24. Oktober 2012 von Jean Pierre Weber
Fragen, Antworten, Fragen
Die Welt ist voller Geheimnisse, die entdeckt werden wollen.
Kleine Kinder fangen meist früh an zu fragen, warum etwas ist, warum es so ist und nicht anders. Manche hören irgendwann wieder auf zu fragen. Es könnte ja zu Verpflichtungen führen … Oder sie bekommen keine Antworten oder irreführende oder man verbietet ihnen sogar zu fragen.
In unserem Herzen lebt aber ein nicht zu stillender Drang, herauszufinden, wer wir sind und was es mit unserem Dasein auf sich hat. Deshalb drängen die Fragen irgendwann wieder nach oben.
Das Corpus Hermeticum beginnt in seinem ersten Buch, dem Buch „Pymander“, mit einer großen Frage. Hermes schreibt:
„1. Einst, als ich die wesentlichen Dinge überdachte und mein Gemüt sich erhob, schlummerten meine körperlichen Sinne vollkommen ein, wie bei jemandem, der nach einer übermäßigen Mahlzeit oder infolge großer körperlicher Müdigkeit von einem tiefen Schlaf übermannt wird.
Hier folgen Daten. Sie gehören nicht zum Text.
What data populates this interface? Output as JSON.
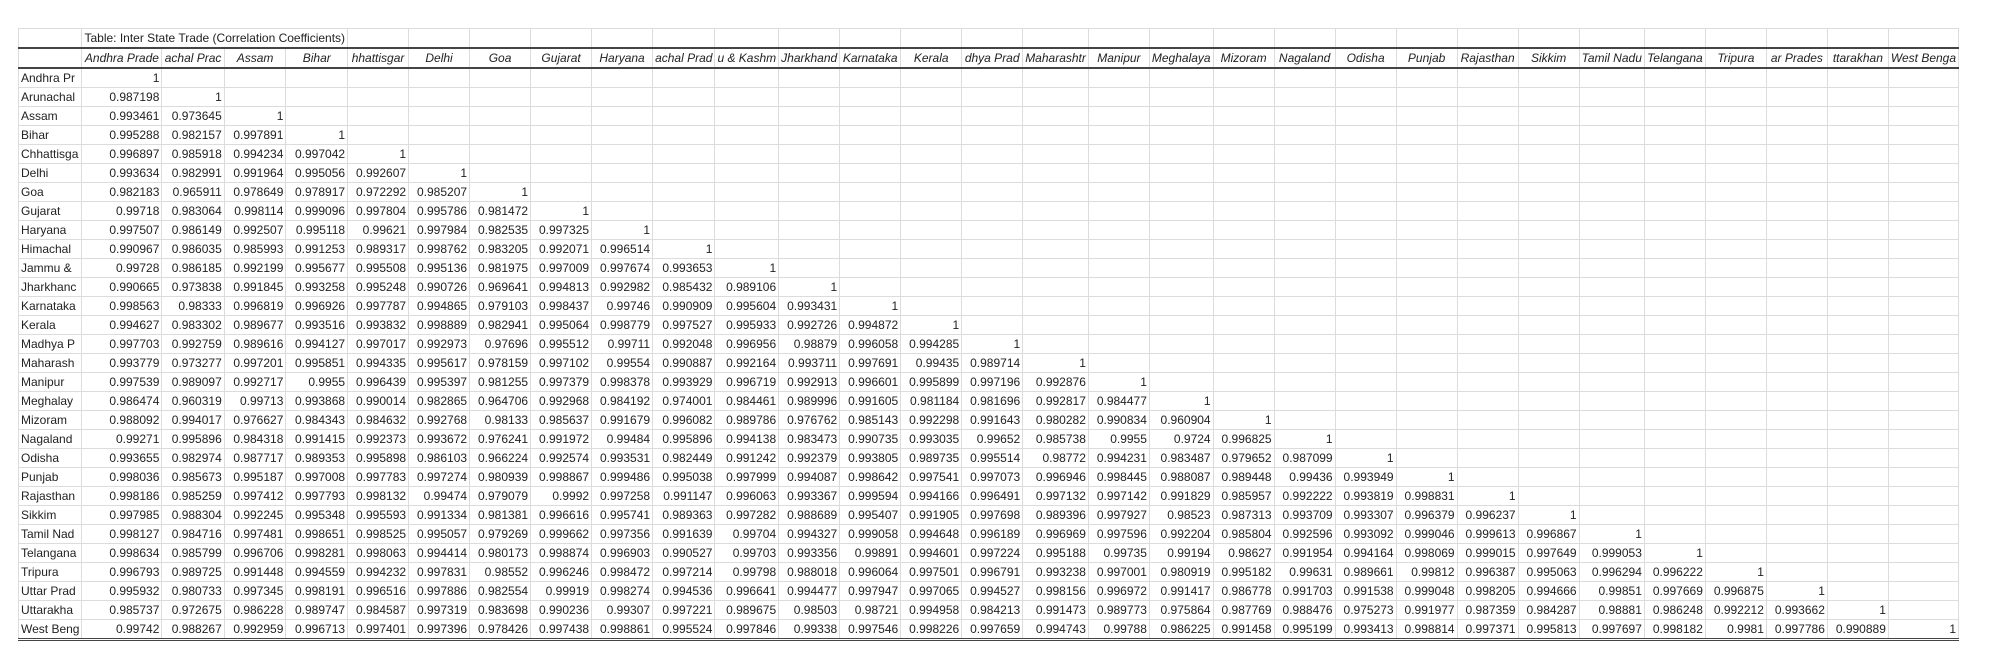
{
  "title": "Table: Inter State Trade (Correlation Coefficients)",
  "column_headers": [
    "Andhra Prade",
    "achal Prac",
    "Assam",
    "Bihar",
    "hhattisgar",
    "Delhi",
    "Goa",
    "Gujarat",
    "Haryana",
    "achal Prad",
    "u & Kashm",
    "Jharkhand",
    "Karnataka",
    "Kerala",
    "dhya Prad",
    "Maharashtr",
    "Manipur",
    "Meghalaya",
    "Mizoram",
    "Nagaland",
    "Odisha",
    "Punjab",
    "Rajasthan",
    "Sikkim",
    "Tamil Nadu",
    "Telangana",
    "Tripura",
    "ar Prades",
    "ttarakhan",
    "West Benga"
  ],
  "rows": [
    {
      "label": "Andhra Pr",
      "values": [
        "1"
      ]
    },
    {
      "label": "Arunachal",
      "values": [
        "0.987198",
        "1"
      ]
    },
    {
      "label": "Assam",
      "values": [
        "0.993461",
        "0.973645",
        "1"
      ]
    },
    {
      "label": "Bihar",
      "values": [
        "0.995288",
        "0.982157",
        "0.997891",
        "1"
      ]
    },
    {
      "label": "Chhattisga",
      "values": [
        "0.996897",
        "0.985918",
        "0.994234",
        "0.997042",
        "1"
      ]
    },
    {
      "label": "Delhi",
      "values": [
        "0.993634",
        "0.982991",
        "0.991964",
        "0.995056",
        "0.992607",
        "1"
      ]
    },
    {
      "label": "Goa",
      "values": [
        "0.982183",
        "0.965911",
        "0.978649",
        "0.978917",
        "0.972292",
        "0.985207",
        "1"
      ]
    },
    {
      "label": "Gujarat",
      "values": [
        "0.99718",
        "0.983064",
        "0.998114",
        "0.999096",
        "0.997804",
        "0.995786",
        "0.981472",
        "1"
      ]
    },
    {
      "label": "Haryana",
      "values": [
        "0.997507",
        "0.986149",
        "0.992507",
        "0.995118",
        "0.99621",
        "0.997984",
        "0.982535",
        "0.997325",
        "1"
      ]
    },
    {
      "label": "Himachal",
      "values": [
        "0.990967",
        "0.986035",
        "0.985993",
        "0.991253",
        "0.989317",
        "0.998762",
        "0.983205",
        "0.992071",
        "0.996514",
        "1"
      ]
    },
    {
      "label": "Jammu &",
      "values": [
        "0.99728",
        "0.986185",
        "0.992199",
        "0.995677",
        "0.995508",
        "0.995136",
        "0.981975",
        "0.997009",
        "0.997674",
        "0.993653",
        "1"
      ]
    },
    {
      "label": "Jharkhanc",
      "values": [
        "0.990665",
        "0.973838",
        "0.991845",
        "0.993258",
        "0.995248",
        "0.990726",
        "0.969641",
        "0.994813",
        "0.992982",
        "0.985432",
        "0.989106",
        "1"
      ]
    },
    {
      "label": "Karnataka",
      "values": [
        "0.998563",
        "0.98333",
        "0.996819",
        "0.996926",
        "0.997787",
        "0.994865",
        "0.979103",
        "0.998437",
        "0.99746",
        "0.990909",
        "0.995604",
        "0.993431",
        "1"
      ]
    },
    {
      "label": "Kerala",
      "values": [
        "0.994627",
        "0.983302",
        "0.989677",
        "0.993516",
        "0.993832",
        "0.998889",
        "0.982941",
        "0.995064",
        "0.998779",
        "0.997527",
        "0.995933",
        "0.992726",
        "0.994872",
        "1"
      ]
    },
    {
      "label": "Madhya P",
      "values": [
        "0.997703",
        "0.992759",
        "0.989616",
        "0.994127",
        "0.997017",
        "0.992973",
        "0.97696",
        "0.995512",
        "0.99711",
        "0.992048",
        "0.996956",
        "0.98879",
        "0.996058",
        "0.994285",
        "1"
      ]
    },
    {
      "label": "Maharash",
      "values": [
        "0.993779",
        "0.973277",
        "0.997201",
        "0.995851",
        "0.994335",
        "0.995617",
        "0.978159",
        "0.997102",
        "0.99554",
        "0.990887",
        "0.992164",
        "0.993711",
        "0.997691",
        "0.99435",
        "0.989714",
        "1"
      ]
    },
    {
      "label": "Manipur",
      "values": [
        "0.997539",
        "0.989097",
        "0.992717",
        "0.9955",
        "0.996439",
        "0.995397",
        "0.981255",
        "0.997379",
        "0.998378",
        "0.993929",
        "0.996719",
        "0.992913",
        "0.996601",
        "0.995899",
        "0.997196",
        "0.992876",
        "1"
      ]
    },
    {
      "label": "Meghalay",
      "values": [
        "0.986474",
        "0.960319",
        "0.99713",
        "0.993868",
        "0.990014",
        "0.982865",
        "0.964706",
        "0.992968",
        "0.984192",
        "0.974001",
        "0.984461",
        "0.989996",
        "0.991605",
        "0.981184",
        "0.981696",
        "0.992817",
        "0.984477",
        "1"
      ]
    },
    {
      "label": "Mizoram",
      "values": [
        "0.988092",
        "0.994017",
        "0.976627",
        "0.984343",
        "0.984632",
        "0.992768",
        "0.98133",
        "0.985637",
        "0.991679",
        "0.996082",
        "0.989786",
        "0.976762",
        "0.985143",
        "0.992298",
        "0.991643",
        "0.980282",
        "0.990834",
        "0.960904",
        "1"
      ]
    },
    {
      "label": "Nagaland",
      "values": [
        "0.99271",
        "0.995896",
        "0.984318",
        "0.991415",
        "0.992373",
        "0.993672",
        "0.976241",
        "0.991972",
        "0.99484",
        "0.995896",
        "0.994138",
        "0.983473",
        "0.990735",
        "0.993035",
        "0.99652",
        "0.985738",
        "0.9955",
        "0.9724",
        "0.996825",
        "1"
      ]
    },
    {
      "label": "Odisha",
      "values": [
        "0.993655",
        "0.982974",
        "0.987717",
        "0.989353",
        "0.995898",
        "0.986103",
        "0.966224",
        "0.992574",
        "0.993531",
        "0.982449",
        "0.991242",
        "0.992379",
        "0.993805",
        "0.989735",
        "0.995514",
        "0.98772",
        "0.994231",
        "0.983487",
        "0.979652",
        "0.987099",
        "1"
      ]
    },
    {
      "label": "Punjab",
      "values": [
        "0.998036",
        "0.985673",
        "0.995187",
        "0.997008",
        "0.997783",
        "0.997274",
        "0.980939",
        "0.998867",
        "0.999486",
        "0.995038",
        "0.997999",
        "0.994087",
        "0.998642",
        "0.997541",
        "0.997073",
        "0.996946",
        "0.998445",
        "0.988087",
        "0.989448",
        "0.99436",
        "0.993949",
        "1"
      ]
    },
    {
      "label": "Rajasthan",
      "values": [
        "0.998186",
        "0.985259",
        "0.997412",
        "0.997793",
        "0.998132",
        "0.99474",
        "0.979079",
        "0.9992",
        "0.997258",
        "0.991147",
        "0.996063",
        "0.993367",
        "0.999594",
        "0.994166",
        "0.996491",
        "0.997132",
        "0.997142",
        "0.991829",
        "0.985957",
        "0.992222",
        "0.993819",
        "0.998831",
        "1"
      ]
    },
    {
      "label": "Sikkim",
      "values": [
        "0.997985",
        "0.988304",
        "0.992245",
        "0.995348",
        "0.995593",
        "0.991334",
        "0.981381",
        "0.996616",
        "0.995741",
        "0.989363",
        "0.997282",
        "0.988689",
        "0.995407",
        "0.991905",
        "0.997698",
        "0.989396",
        "0.997927",
        "0.98523",
        "0.987313",
        "0.993709",
        "0.993307",
        "0.996379",
        "0.996237",
        "1"
      ]
    },
    {
      "label": "Tamil Nad",
      "values": [
        "0.998127",
        "0.984716",
        "0.997481",
        "0.998651",
        "0.998525",
        "0.995057",
        "0.979269",
        "0.999662",
        "0.997356",
        "0.991639",
        "0.99704",
        "0.994327",
        "0.999058",
        "0.994648",
        "0.996189",
        "0.996969",
        "0.997596",
        "0.992204",
        "0.985804",
        "0.992596",
        "0.993092",
        "0.999046",
        "0.999613",
        "0.996867",
        "1"
      ]
    },
    {
      "label": "Telangana",
      "values": [
        "0.998634",
        "0.985799",
        "0.996706",
        "0.998281",
        "0.998063",
        "0.994414",
        "0.980173",
        "0.998874",
        "0.996903",
        "0.990527",
        "0.99703",
        "0.993356",
        "0.99891",
        "0.994601",
        "0.997224",
        "0.995188",
        "0.99735",
        "0.99194",
        "0.98627",
        "0.991954",
        "0.994164",
        "0.998069",
        "0.999015",
        "0.997649",
        "0.999053",
        "1"
      ]
    },
    {
      "label": "Tripura",
      "values": [
        "0.996793",
        "0.989725",
        "0.991448",
        "0.994559",
        "0.994232",
        "0.997831",
        "0.98552",
        "0.996246",
        "0.998472",
        "0.997214",
        "0.99798",
        "0.988018",
        "0.996064",
        "0.997501",
        "0.996791",
        "0.993238",
        "0.997001",
        "0.980919",
        "0.995182",
        "0.99631",
        "0.989661",
        "0.99812",
        "0.996387",
        "0.995063",
        "0.996294",
        "0.996222",
        "1"
      ]
    },
    {
      "label": "Uttar Prad",
      "values": [
        "0.995932",
        "0.980733",
        "0.997345",
        "0.998191",
        "0.996516",
        "0.997886",
        "0.982554",
        "0.99919",
        "0.998274",
        "0.994536",
        "0.996641",
        "0.994477",
        "0.997947",
        "0.997065",
        "0.994527",
        "0.998156",
        "0.996972",
        "0.991417",
        "0.986778",
        "0.991703",
        "0.991538",
        "0.999048",
        "0.998205",
        "0.994666",
        "0.99851",
        "0.997669",
        "0.996875",
        "1"
      ]
    },
    {
      "label": "Uttarakha",
      "values": [
        "0.985737",
        "0.972675",
        "0.986228",
        "0.989747",
        "0.984587",
        "0.997319",
        "0.983698",
        "0.990236",
        "0.99307",
        "0.997221",
        "0.989675",
        "0.98503",
        "0.98721",
        "0.994958",
        "0.984213",
        "0.991473",
        "0.989773",
        "0.975864",
        "0.987769",
        "0.988476",
        "0.975273",
        "0.991977",
        "0.987359",
        "0.984287",
        "0.98881",
        "0.986248",
        "0.992212",
        "0.993662",
        "1"
      ]
    },
    {
      "label": "West Beng",
      "values": [
        "0.99742",
        "0.988267",
        "0.992959",
        "0.996713",
        "0.997401",
        "0.997396",
        "0.978426",
        "0.997438",
        "0.998861",
        "0.995524",
        "0.997846",
        "0.99338",
        "0.997546",
        "0.998226",
        "0.997659",
        "0.994743",
        "0.99788",
        "0.986225",
        "0.991458",
        "0.995199",
        "0.993413",
        "0.998814",
        "0.997371",
        "0.995813",
        "0.997697",
        "0.998182",
        "0.9981",
        "0.997786",
        "0.990889",
        "1"
      ]
    }
  ]
}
2. Es war mir, als sähe ich ein gewaltiges Wesen von unbestimmter Form, das mich beim Namen nannte und zu mir sagte:
3. «Was willst du hören und sehen, und was verlangst du, in Deinem Gemüt zu lernen und zu erkennen?»
4. Ich sprach: «Wer bist du?»
5. Und erhielt zur Antwort: «Ich bin Pymander, das Gemüt, das aus sich selbst seiende Wesen. Ich weiß, was du begehrst, und ich bin überall mit dir.»
6 Ich begehre, unterrichtet zu werden über die wesentlichen Dinge, ihre Art zu verstehen und Gott zu erkennen. O, wie sehr verlange ich zu verstehen!»
7. Er antwortete: «Halte in deinem Bewusstsein gut fest, was du lernen willst, und ich werde dich unterrichten.»
Wir haben eine fragende Haltung an das Leben. Wer bin ich? Welchen Sinn hat mein Dasein? Wenn wir diese Fragen nicht unterdrücken oder zuschütten, werden sie immer drängender und veranlassen uns zur Suche. Wir klopfen an viele Türen, treffen auf den einen oder anderen Menschen, die eine oder andere Gemeinschaft und überprüfen, ob die Antworten, die uns präsentiert werden, stimmig sind.
Das Wort „Pymander“ bezeichnet eine tiefere Ebene in uns. Sie ist es, die uns fragen lässt und die zugleich die fundamentalen Antworten in sich beschlossen hält. Wenn wir genügend darauf vorbereitet sind, empfangen wir, wie Hermes, die Antworten. Es mag eine Vision sein, eine Eingebung oder ein schlichter Gedanke.
Ähnliches wird mit dem Satz „Klopfet an und es wird euch aufgetan!“ zum Ausdruck gebracht.
Wer mit seinem ganzen Wesen anklopft, bleibt nicht ohne Antwort. Allerdings entspricht die Antwort immer dem Wesenszustand des Fragenden. Niemand wird mit der Antwort, die er bekommt, überfordert. Wer damit weiterarbeitet, verändert sich und wird dadurch fähig, Fragen auf einer neuen Ebene zu stellen. Und er kann auf die Antworten wiederum reagieren. So können wir einen Stufenweg beschreiten.
Wir stehen immer in der Pflicht unserer Erkenntnisse. Stets gibt es Impulse und Erkenntnisse, die wir noch nicht umgesetzt haben. Die Kräfte, die wir mit unseren Fragen auf den Plan gerufen haben, werden uns helfen.
So kann der Weg uns in immer höhere, feinere und serenere Gebiete führen. Im Hintergrund steht Pymander und leitet uns, wenn wir ihm die Möglichkeit dazu geben.
Mehr und mehr Lebensgeheimnisse entschleiern sich. Wir verstehen immer besser, warum wir an dieser und nicht an jener Stelle stehen, warum gerade dies unsere Aufgabe ist und nicht etwas anderes, warum wir in dieser Menschengruppe unsere Arbeit verrichten und nicht in einer anderen.
Das Erahnen eines großen geistigen Planes stellt sich ein. Wir sehen unseren Lebensauftrag als einen kleinen Teil davon und versuchen, den Blick auf das Ganze gerichtet zu halten.